Mumbai: Reliance Industries Ltd (RIL) on Friday agreed to sell the first of its shale gas ventures—upstream Marcellus shale gas assets in northeastern and central Pennsylvania in the US—for $126 million.

The assets held by Reliance Marcellus II LLC, a unit of Reliance Holding USA Inc. and Reliance Industries Ltd (RIL), were sold to BKV Chelsea LLC, an affiliate of Kalnin Ventures LLC. It is currently operated by Carrizo Oil & Gas, Inc. In 2010, RIL had bought a 60% stake in the assets for $392 million. 

“Additionally, Reliance could receive contingent payments of up to $11.25 million in aggregate based on natural gas prices exceeding certain thresholds over the next three years," the company said in a press statement on Friday. 

RIL had between 2010 and 2013, bought stakes in three upstream oil exploration joint ventures with Chevron, Pioneer Natural Resource, and Carrizo Oil and Gas; and a midstream joint venture with Pioneer. (Midstream refers to the processing, storing, transporting and marketing of hydrocarbons) Aggregate investments since the inception of these ventures were $8.2 billion till last year. 

In June 2015, the company sold its Eagle Ford (EFS) midstream joint venture with Pioneer Natural Resources in the US, realising $1 billion from the sale. RIL had spent $46 million in acquiring the 49.9% stake in EFS and invested another $208 million over the years. 

Till 2014, RIL had been bullish on the shale gas segment, however, the drop in crude oil prices since late 2014 hit the valuations of oil and gas assets. Shale gas blocks have suffered far more than conventional oil and gas blocks as they are economically viable only when prices are above a certain threshold. 
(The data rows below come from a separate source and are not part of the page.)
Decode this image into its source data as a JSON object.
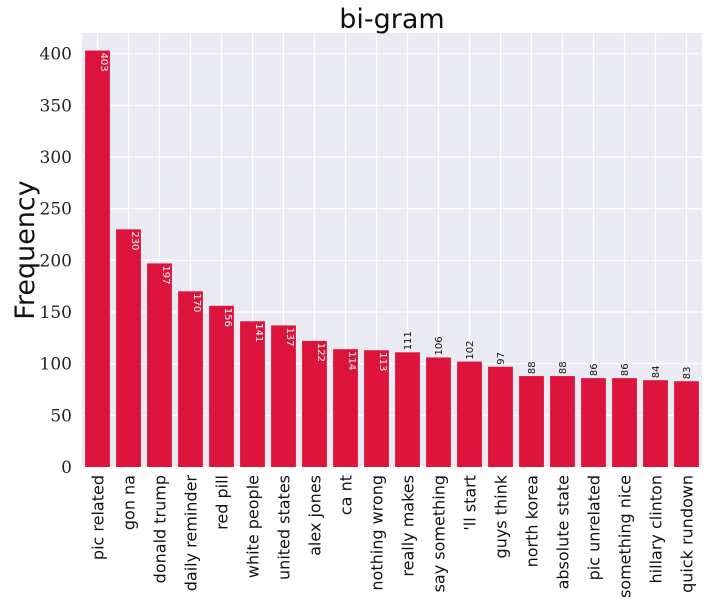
{
  "chart_data": {
    "type": "bar",
    "title": "bi-gram",
    "xlabel": "",
    "ylabel": "Frequency",
    "ylim": [
      0,
      420
    ],
    "yticks": [
      0,
      50,
      100,
      150,
      200,
      250,
      300,
      350,
      400
    ],
    "grid": true,
    "bar_color": "#dc143c",
    "background_color": "#eaeaf2",
    "grid_color": "#ffffff",
    "categories": [
      "pic related",
      "gon na",
      "donald trump",
      "daily reminder",
      "red pill",
      "white people",
      "united states",
      "alex jones",
      "ca nt",
      "nothing wrong",
      "really makes",
      "say something",
      "'ll start",
      "guys think",
      "north korea",
      "absolute state",
      "pic unrelated",
      "something nice",
      "hillary clinton",
      "quick rundown"
    ],
    "values": [
      403,
      230,
      197,
      170,
      156,
      141,
      137,
      122,
      114,
      113,
      111,
      106,
      102,
      97,
      88,
      88,
      86,
      86,
      84,
      83
    ]
  }
}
“Reliance’s US shale gas ventures have faced challenging times due to prices at their lowest in a decade. Reliance and its partners continue to improve efficiencies and we will continue to look at rationalizing these portfolio investments," Mukesh Ambani, chairman and managing director of RIL, said at the company’s annual general meeting on 21 July. 
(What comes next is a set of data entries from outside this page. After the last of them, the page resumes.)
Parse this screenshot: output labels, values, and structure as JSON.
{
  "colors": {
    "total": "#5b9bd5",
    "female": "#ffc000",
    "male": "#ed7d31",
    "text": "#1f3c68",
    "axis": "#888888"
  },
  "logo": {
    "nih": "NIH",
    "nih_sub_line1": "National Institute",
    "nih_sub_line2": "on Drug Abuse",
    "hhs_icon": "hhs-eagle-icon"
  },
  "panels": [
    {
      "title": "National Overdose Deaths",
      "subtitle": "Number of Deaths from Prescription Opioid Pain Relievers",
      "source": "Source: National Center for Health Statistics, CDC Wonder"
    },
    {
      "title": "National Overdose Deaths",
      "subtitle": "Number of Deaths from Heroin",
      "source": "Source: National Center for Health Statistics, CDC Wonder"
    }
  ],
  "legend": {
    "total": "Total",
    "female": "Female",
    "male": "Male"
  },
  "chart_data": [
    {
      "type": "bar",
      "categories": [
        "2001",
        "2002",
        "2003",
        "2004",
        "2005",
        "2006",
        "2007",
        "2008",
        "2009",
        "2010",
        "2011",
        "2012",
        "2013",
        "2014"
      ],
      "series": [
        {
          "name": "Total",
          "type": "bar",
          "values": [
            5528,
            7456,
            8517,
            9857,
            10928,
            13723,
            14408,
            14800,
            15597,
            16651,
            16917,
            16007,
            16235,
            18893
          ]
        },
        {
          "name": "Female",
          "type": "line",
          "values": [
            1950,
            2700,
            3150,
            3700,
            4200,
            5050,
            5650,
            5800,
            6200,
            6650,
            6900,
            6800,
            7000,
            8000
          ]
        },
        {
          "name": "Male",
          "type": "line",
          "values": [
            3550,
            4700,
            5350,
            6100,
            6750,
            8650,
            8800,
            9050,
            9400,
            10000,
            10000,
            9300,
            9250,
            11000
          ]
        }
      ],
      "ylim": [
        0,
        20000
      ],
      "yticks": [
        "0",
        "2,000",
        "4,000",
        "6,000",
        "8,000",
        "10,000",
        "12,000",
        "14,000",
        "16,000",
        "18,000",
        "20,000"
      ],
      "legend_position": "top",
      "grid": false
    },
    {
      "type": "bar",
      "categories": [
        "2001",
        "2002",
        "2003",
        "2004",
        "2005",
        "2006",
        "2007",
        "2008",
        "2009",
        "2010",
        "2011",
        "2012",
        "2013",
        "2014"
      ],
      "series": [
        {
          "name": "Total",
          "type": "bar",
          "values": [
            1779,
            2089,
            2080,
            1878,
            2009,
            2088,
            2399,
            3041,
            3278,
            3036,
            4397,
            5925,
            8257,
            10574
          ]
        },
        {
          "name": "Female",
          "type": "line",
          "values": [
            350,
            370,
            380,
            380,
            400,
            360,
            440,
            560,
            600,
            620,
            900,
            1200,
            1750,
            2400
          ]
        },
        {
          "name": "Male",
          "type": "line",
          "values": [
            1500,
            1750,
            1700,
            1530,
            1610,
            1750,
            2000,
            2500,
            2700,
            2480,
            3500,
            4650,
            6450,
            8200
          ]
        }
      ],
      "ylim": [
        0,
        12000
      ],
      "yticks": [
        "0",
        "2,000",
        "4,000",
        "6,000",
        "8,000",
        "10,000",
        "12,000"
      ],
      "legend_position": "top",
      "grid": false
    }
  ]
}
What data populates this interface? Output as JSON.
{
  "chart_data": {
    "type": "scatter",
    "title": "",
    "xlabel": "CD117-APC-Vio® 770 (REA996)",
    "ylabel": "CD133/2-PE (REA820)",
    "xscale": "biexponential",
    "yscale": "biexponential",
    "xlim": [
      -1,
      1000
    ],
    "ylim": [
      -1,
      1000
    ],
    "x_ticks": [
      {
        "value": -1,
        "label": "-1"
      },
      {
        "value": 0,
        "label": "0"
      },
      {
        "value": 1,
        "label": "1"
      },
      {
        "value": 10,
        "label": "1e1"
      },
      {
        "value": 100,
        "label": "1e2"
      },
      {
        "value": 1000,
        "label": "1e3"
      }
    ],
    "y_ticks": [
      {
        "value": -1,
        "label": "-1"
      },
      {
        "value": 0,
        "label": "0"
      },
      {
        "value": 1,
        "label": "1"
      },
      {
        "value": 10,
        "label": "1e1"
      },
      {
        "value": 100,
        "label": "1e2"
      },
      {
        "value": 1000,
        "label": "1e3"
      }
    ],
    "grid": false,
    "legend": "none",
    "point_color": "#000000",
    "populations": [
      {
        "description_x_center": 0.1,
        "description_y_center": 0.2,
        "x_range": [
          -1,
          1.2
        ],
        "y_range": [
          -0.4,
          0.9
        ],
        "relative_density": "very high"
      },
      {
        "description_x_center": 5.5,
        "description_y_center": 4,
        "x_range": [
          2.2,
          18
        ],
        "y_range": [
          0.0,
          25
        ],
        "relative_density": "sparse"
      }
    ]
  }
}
The company has adopted a zero drilling strategy to conserve cash. 

“In the prevailing weak commodity price environment, Reliance’s focus has been to preserve value in the shale gas business through high grading of the portfolio and reducing operating costs. The business is taking a cautious approach to resuming development and focusing on conserving cash and retaining optionality," RIL said in its annual report for the year 2016-17.  
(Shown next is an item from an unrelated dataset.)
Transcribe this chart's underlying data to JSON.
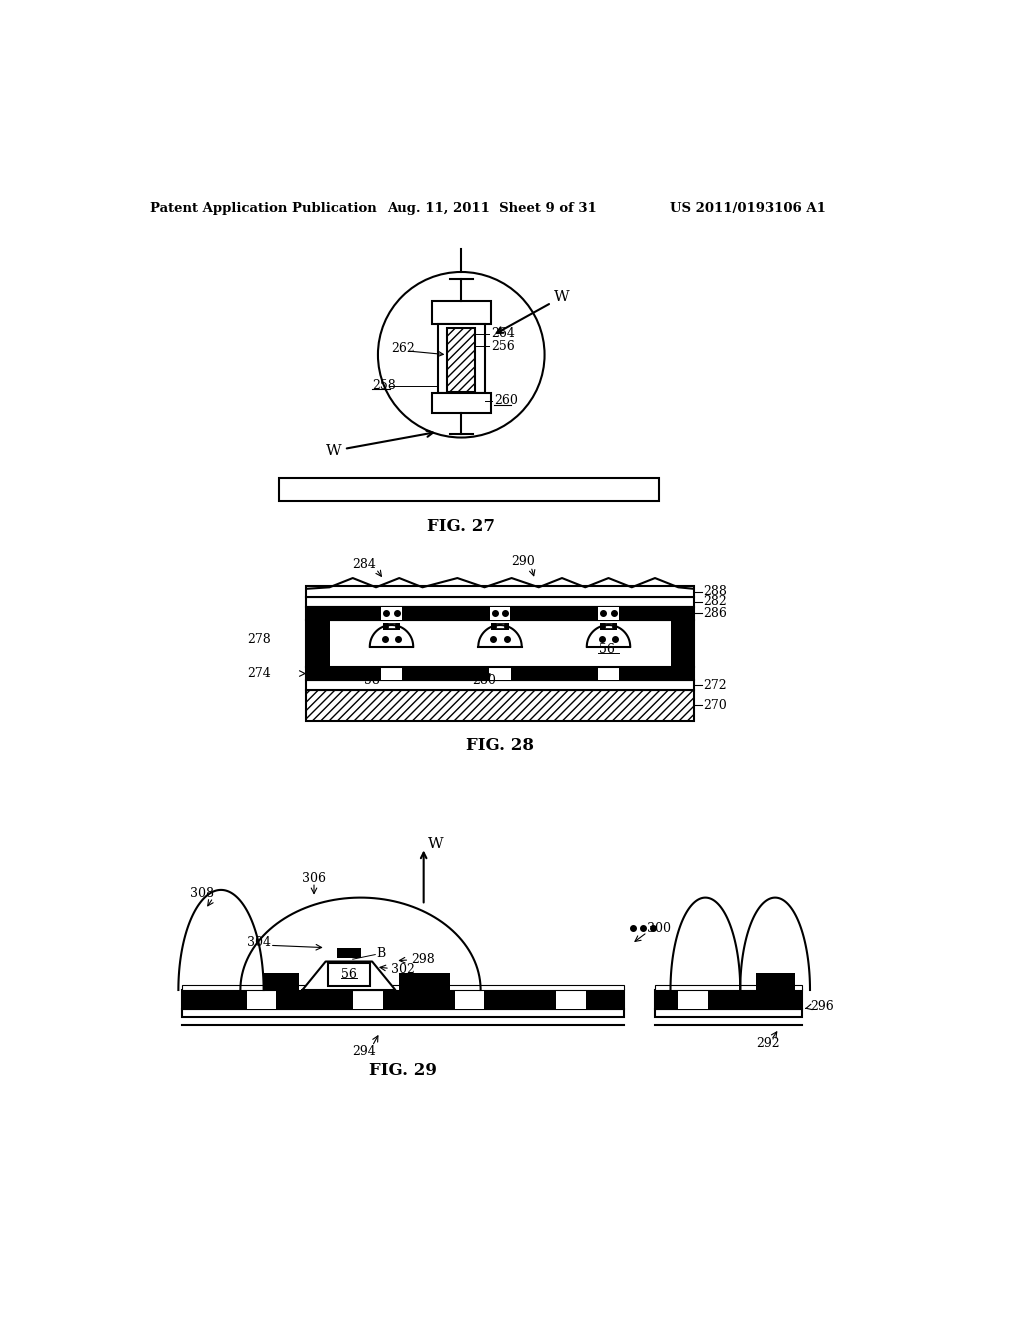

"The domestic exploration and production front currently looks more attractive for RIL than its international asset portfolio. Besides, RIL has been pruning investments in its shale gas business over the past few quarters. Last April, the company took Rs3,261 crore impairment charge related to its shale gas assets in the US businesses," an analyst said on condition of anonymity. 

Reliance’s aggregate capital investments across joint ventures stood at around $200 million during the year 2016, reflecting a fall of 78% year-on-year, the annual report said.